Inhibition of ZIKV infection by Niclosamide and PHA-690509 at a post-entry step and blockade of ZIKV infection by additional CDKis. (a) Schematic illustration of time-of-addition experiment for Niclosamide and PHA-690509. (b) Top, example western blot images of SNB-19 cells treated with 10 μg/ml anti-AXL antibody, 2 μM Niclosamide, or 92 μM PHA-690509 for 1 hour prior to or 4 hours post infection with PRVABC59 (MOI = 1). Bottom, quantification of NS1/GAPDH protein band intensities. Data were normalized to that with the DMSO treatment. Values represent mean ± s.d. (n = 3 cultures; *P < 0.05; **P < 0.01; ***P < 0.001; One-way ANOVA for comparison with the DMSO treatment). (c) Inhibition of ZIKV infection in CDKi-treated cells.

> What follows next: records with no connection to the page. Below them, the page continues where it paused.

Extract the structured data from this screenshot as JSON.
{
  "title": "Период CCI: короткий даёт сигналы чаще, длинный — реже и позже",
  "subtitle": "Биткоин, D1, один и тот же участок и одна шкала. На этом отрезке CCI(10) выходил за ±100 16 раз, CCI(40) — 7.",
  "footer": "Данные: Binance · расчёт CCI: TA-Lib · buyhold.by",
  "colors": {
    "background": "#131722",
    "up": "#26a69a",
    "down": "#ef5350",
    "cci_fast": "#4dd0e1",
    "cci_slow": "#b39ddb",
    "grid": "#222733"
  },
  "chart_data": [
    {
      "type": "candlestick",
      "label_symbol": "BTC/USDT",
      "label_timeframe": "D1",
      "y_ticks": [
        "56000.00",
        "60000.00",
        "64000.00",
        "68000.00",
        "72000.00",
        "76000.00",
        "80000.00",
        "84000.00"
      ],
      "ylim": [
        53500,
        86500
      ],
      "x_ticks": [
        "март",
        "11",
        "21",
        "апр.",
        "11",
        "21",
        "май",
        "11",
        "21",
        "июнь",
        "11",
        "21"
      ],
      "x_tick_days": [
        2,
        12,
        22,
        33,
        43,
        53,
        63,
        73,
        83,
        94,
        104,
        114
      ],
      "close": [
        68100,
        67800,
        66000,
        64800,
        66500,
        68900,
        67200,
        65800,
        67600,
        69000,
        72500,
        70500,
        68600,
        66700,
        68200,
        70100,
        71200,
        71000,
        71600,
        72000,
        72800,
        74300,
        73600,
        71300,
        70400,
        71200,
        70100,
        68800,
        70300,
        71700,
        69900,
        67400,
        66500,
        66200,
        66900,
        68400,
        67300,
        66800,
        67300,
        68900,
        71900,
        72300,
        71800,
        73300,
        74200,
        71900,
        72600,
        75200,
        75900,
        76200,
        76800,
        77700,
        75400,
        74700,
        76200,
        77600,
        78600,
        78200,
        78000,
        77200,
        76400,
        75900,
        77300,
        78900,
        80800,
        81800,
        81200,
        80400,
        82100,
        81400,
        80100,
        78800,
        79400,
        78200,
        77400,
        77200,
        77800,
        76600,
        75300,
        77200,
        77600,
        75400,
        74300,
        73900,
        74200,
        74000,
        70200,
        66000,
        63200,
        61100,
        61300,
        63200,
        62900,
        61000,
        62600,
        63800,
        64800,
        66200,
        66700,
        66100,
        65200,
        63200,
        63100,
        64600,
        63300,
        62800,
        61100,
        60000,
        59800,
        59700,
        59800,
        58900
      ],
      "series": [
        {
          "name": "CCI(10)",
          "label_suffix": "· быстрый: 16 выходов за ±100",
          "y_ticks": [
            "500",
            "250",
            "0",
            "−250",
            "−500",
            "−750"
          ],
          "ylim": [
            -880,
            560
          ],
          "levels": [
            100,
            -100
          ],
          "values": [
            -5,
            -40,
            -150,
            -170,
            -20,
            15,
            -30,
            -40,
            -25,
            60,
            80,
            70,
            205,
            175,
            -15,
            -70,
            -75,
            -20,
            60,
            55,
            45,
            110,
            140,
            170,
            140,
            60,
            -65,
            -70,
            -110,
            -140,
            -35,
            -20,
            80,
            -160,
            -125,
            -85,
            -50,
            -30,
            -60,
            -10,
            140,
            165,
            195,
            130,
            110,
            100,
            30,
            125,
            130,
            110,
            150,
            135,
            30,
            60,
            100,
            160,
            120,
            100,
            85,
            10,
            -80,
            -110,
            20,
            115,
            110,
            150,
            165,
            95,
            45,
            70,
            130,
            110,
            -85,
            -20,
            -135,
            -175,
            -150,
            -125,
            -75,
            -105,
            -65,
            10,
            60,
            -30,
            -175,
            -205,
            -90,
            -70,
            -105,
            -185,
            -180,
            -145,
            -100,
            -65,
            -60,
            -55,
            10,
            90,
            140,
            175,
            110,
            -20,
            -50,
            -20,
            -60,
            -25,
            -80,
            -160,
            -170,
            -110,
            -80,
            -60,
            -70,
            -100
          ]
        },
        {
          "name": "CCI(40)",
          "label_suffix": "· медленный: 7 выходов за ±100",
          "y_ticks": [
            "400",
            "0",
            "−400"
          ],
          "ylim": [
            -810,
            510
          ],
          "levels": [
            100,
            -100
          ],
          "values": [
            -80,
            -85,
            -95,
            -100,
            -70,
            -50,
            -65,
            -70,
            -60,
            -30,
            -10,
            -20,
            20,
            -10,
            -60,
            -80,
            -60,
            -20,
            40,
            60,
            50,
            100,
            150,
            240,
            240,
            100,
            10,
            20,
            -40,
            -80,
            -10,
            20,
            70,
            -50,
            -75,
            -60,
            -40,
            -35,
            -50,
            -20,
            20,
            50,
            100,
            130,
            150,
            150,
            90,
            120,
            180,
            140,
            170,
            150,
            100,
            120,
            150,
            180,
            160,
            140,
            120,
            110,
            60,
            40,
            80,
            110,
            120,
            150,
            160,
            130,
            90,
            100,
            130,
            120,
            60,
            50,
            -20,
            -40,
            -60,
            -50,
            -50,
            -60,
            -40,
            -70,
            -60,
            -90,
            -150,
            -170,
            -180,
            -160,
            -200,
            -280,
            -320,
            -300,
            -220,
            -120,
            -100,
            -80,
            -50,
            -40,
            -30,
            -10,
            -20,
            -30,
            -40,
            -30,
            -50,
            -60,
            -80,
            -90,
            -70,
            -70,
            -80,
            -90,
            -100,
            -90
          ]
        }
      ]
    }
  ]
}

Left, example western blot images of SNB-19 cells treated with the indicated compound at 92 μM for one hour prior to infection with FSS13025 or PRVABC59 (MOI = 1). Right, quantification similar to (b). Values represent mean ± s.d. (n = 3 cultures; ***P < 0.01; One-way ANOVA for comparison with the DMSO treatment). (d) Effect of various CDKis on ZIKV production. Similar to Figure 2e. All data were normalized to 0 μM for each compound. Data represent mean ± s.d. (n = 3 cultures). Curves represent best fits for calculating IC₅₀ (listed on the right panel).

Figure 4

Niclosamide and PHA-690509 inhibit ZIKV infection in human astrocytes and forebrain-specific hNPCs. (a) Top, example immunostaining images of astrocytes treated with 2 μM Niclosamide, 92 μM PHA-690509, 9 μM Emricasan, or a combination of 92 μM PHA-690509 and 9 μM Emricasan for 1 hour prior to infection with PRVABC59 (MOI = 0.5). Cells were fixed 24 hours post infection and stained for ZIKVE (green) and DAPI (blue; Scale bar: 50 μm, applies to all image panels in a). Bottom, quantification of the percentage of ZIKV-infected astrocytes over DAPI. Values represent mean ± s.d. (n = 6 cultures; ***P < 0.001; One-way ANOVA for comparison with the DMSO treatment). (b) Top, example western blot images of hNPCs infected at a MOI of 0.1 and analyzed 48 hours post infection. Bottom, quantifications of NS1/GAPDH protein band intensities. Data were normalized to that with the DMSO treatment. Values represent mean ± s.d. (n = 3 cultures; ***P < 0.01; One-way ANOVA for comparison with the DMSO treatment). (c) Virus production from compound treated iPSC-derived human astrocytes. Similar to Figure 2e. Data represent mean ± s.d. (n = 3 cultures). (d–e) Summary of additive effects of a combination of Emricasan and PHA-690509 on inhibiting increased caspase-3 activity in human astrocytes infected with FSS13025-ZIKV or MR766 ZIKV (d), and on improving cell viability as measured by ATP production (e). Similar to Figure 1a. Values represent mean ± s.d. (n = 3 cultures; *P < 0.05; **P < 0.01; One-way ANOVA).